I've poked around Mathematics Stack Exchange for a while, and while I'm sure this is an elementary problem to you guys, I cannot figure this out. I have found similar solved problem prompts on here, but the issue is that I cannot use Rodrigues' Formula or the generating function, I have to use the definition of a Legendre polynomial itself.

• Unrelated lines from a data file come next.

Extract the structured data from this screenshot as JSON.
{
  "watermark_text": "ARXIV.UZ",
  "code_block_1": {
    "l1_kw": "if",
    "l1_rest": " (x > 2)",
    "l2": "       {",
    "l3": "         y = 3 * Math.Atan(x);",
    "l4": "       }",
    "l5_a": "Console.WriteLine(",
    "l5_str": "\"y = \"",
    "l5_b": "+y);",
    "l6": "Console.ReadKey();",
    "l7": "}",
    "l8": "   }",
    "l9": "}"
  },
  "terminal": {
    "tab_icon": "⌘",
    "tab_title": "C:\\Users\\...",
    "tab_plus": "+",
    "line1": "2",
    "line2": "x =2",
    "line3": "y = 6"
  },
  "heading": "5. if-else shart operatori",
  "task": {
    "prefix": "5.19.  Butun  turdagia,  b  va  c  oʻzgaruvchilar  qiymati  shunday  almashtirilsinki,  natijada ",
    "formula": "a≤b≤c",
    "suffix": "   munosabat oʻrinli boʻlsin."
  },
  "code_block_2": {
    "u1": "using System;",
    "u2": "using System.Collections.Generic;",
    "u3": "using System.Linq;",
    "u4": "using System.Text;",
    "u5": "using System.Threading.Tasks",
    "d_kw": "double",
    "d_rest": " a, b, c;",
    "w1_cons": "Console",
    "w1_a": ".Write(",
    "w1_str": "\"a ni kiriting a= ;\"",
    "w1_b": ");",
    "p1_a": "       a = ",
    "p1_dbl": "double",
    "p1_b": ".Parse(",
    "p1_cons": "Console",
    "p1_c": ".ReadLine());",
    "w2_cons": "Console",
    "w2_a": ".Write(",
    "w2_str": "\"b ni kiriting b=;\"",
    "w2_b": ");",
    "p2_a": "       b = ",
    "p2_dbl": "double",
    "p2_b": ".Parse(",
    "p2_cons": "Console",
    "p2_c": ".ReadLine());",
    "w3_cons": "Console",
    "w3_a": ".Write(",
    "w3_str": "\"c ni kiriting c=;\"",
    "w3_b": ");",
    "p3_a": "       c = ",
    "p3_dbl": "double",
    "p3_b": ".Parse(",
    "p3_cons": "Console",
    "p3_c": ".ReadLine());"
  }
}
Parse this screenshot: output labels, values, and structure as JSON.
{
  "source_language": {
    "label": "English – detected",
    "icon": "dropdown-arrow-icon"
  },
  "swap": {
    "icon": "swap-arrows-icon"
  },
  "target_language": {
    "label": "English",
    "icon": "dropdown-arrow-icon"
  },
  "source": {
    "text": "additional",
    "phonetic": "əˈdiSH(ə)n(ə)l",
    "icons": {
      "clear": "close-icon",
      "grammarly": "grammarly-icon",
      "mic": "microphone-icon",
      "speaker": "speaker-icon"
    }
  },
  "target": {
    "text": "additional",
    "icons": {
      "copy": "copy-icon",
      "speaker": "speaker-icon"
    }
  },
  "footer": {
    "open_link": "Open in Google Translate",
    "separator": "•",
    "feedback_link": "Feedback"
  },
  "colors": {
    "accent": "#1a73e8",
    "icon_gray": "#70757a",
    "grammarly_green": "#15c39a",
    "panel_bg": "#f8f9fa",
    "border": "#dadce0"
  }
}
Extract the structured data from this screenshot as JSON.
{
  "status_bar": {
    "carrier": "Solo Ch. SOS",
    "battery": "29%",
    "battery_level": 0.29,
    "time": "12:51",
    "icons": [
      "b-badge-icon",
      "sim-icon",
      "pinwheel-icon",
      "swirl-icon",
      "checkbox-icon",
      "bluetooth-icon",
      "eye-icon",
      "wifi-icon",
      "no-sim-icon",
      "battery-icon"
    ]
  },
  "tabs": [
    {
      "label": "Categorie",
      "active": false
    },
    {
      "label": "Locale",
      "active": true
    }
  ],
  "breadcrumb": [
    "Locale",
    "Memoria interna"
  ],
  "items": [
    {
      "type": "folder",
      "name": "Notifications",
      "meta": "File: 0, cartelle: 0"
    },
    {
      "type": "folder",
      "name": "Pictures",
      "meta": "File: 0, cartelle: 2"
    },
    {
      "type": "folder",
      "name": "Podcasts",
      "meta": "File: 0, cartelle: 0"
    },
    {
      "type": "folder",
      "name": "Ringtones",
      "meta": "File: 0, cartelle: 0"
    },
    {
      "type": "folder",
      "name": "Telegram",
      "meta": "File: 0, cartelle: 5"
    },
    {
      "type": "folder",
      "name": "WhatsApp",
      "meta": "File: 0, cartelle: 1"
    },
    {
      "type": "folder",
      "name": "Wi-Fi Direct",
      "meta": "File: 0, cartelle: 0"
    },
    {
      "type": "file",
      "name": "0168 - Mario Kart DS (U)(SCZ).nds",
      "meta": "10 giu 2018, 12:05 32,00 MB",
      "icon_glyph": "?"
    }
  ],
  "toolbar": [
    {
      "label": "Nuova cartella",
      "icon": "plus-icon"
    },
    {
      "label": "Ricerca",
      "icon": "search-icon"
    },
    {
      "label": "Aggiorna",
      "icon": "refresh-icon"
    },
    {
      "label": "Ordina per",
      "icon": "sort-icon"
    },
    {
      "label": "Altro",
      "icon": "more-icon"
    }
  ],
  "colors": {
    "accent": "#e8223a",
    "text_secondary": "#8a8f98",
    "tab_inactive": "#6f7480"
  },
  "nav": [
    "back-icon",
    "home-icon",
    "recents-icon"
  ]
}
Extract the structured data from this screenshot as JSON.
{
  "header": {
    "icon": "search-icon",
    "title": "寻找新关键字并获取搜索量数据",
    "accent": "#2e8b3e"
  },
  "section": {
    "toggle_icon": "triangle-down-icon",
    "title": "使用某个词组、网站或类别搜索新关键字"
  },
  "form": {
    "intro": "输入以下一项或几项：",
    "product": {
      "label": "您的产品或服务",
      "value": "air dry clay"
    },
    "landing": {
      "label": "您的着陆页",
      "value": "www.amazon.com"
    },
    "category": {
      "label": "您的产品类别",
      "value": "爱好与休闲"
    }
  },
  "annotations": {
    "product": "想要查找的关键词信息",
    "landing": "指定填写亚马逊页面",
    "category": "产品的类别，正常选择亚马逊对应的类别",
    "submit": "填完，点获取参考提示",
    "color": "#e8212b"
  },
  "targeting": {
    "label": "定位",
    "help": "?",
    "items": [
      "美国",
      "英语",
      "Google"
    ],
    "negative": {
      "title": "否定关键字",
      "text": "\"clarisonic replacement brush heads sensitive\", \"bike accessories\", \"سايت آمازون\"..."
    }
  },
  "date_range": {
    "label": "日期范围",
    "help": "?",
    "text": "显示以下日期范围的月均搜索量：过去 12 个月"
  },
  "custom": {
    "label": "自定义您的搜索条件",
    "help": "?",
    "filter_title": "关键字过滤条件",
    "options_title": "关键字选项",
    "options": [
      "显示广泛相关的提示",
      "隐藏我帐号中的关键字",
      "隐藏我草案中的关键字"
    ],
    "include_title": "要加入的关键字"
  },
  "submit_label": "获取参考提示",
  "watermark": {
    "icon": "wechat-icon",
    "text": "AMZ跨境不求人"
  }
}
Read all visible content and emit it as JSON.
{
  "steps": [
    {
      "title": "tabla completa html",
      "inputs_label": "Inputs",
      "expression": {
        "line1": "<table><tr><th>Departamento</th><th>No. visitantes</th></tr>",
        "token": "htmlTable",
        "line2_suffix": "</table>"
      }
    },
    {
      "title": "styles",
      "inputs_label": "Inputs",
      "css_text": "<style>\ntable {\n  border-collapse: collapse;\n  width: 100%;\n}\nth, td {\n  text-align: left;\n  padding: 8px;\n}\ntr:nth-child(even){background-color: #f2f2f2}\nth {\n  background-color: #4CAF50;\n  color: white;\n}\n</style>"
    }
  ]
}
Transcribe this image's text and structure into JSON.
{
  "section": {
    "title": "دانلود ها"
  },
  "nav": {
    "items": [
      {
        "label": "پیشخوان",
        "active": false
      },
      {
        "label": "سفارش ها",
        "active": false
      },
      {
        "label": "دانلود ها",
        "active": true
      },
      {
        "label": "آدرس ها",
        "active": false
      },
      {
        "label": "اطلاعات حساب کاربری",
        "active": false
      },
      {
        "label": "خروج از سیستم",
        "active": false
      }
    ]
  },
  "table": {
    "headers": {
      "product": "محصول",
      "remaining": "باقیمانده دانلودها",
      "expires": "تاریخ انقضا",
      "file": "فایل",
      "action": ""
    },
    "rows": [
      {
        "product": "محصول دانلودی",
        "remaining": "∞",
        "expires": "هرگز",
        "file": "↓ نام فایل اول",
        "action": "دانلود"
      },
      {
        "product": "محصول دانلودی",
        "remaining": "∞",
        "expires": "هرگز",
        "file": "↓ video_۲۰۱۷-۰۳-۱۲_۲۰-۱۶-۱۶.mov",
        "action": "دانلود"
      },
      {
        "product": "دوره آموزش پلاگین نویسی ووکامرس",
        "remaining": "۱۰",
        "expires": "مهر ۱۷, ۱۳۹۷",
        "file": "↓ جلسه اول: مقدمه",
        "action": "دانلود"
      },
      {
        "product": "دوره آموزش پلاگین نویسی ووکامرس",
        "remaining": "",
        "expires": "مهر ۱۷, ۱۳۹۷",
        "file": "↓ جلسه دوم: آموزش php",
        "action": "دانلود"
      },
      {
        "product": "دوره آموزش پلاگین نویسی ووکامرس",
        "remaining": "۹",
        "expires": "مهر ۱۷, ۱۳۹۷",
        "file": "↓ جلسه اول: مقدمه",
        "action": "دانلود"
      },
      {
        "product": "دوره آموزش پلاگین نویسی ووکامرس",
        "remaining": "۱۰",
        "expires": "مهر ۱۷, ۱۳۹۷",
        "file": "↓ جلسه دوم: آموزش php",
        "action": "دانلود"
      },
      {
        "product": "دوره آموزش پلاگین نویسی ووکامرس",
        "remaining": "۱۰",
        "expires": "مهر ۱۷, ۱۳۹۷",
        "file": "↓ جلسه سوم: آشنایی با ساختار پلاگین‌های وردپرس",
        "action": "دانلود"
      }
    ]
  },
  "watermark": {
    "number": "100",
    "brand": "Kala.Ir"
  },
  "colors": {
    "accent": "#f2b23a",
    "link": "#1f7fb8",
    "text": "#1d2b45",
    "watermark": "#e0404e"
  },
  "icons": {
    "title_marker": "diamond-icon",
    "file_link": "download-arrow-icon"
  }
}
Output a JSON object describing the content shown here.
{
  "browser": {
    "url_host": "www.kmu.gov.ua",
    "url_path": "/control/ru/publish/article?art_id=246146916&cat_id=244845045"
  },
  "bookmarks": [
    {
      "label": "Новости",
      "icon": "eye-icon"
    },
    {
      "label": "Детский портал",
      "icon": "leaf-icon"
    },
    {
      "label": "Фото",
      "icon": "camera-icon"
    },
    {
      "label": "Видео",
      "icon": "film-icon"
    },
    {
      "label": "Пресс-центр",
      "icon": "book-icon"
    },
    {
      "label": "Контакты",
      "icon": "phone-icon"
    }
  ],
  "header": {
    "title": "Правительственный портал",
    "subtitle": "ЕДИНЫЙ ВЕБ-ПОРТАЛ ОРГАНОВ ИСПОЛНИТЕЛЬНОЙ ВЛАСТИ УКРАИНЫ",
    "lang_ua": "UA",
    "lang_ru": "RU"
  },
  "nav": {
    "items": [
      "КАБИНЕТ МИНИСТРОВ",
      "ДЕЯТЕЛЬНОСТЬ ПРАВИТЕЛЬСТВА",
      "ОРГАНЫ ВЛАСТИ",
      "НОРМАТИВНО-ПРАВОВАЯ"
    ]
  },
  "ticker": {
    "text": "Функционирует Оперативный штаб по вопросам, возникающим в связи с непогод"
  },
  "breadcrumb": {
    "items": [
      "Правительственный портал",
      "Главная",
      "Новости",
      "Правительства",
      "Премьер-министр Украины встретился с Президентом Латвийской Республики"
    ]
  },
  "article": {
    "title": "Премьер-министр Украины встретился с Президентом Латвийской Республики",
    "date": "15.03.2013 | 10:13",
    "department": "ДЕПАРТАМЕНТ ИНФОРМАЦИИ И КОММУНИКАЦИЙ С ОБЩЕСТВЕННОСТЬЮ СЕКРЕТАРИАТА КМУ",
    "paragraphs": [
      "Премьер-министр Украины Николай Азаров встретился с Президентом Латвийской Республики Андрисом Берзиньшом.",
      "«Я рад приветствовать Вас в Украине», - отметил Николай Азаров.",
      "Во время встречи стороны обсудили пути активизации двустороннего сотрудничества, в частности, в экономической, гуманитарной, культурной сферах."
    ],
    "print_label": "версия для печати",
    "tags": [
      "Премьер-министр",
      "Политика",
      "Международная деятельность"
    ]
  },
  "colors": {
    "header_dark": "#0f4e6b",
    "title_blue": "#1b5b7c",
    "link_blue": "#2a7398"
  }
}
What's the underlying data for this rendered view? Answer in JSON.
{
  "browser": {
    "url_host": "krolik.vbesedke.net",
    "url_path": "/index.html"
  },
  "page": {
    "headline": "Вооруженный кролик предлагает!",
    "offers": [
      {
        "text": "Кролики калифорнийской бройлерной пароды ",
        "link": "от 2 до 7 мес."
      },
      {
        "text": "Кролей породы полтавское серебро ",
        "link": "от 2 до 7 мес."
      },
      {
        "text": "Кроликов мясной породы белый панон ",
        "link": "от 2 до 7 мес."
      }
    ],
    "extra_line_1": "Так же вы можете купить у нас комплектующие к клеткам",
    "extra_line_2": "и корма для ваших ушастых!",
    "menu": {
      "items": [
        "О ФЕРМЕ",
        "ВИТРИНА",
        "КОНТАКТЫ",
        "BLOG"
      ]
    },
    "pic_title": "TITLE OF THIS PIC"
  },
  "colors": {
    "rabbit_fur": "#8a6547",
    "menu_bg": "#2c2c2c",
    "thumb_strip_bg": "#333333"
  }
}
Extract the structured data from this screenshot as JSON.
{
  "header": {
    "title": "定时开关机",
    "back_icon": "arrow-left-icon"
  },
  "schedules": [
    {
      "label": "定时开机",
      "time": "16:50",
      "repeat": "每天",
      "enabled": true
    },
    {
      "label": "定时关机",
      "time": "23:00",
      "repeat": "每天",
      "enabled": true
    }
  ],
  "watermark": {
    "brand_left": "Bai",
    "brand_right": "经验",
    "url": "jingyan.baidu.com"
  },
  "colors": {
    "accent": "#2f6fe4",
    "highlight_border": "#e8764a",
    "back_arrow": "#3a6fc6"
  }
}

What I'm trying to do is show the following (here is the original prompt):
$\text{From the definition of a Legendre polynomial show that} $
$$ P_{2n}(0)=(-1)^{n}\frac{(2n)!}{2^{2n}(n!)^2} $$
Here was my attempt so far:
$$ \text{Definition:} \ \ \ P_n(x)=\frac{1}{2^n} \sum_{k=0}^{M}\frac{(-1)^k(2n-2k)!}{k!(n-k)!(n-2k)!}x^{n-2k}
$$
$\\$
$$ P_{2n}(x)=\frac{1}{2^{2n}}\sum_{k=0}^{M}\frac{(-1)^k(4n-2k)!}{k!(2n-k)!(2n-2k)!}x^{2n-2k}
$$
$$
P_{2n}(0)=\frac{1}{2^{2n}}\sum_{k=0}^{M}\frac{(-1)^k(4n-2k)!}{k!(2n-k)!(2n-2k)!}(0)^{2n-2k}
$$
Here my confusion is that it looks like evaluating x at zero would make every single term disappear ($x^{2n-2k}=0$). Have I made a mistake, or how do I deal with this?
Best Answer
Remember the definition of $0^0$ (in series): $0^0 = 1$. Thus your $k=n$ term doesn't vanish. (I'm presuming you meant to have an $n$ in your upper limit, not $M$.) Making the appropriate substitution of $k=n$ in the Legendre polynomial coefficient yields the desired result.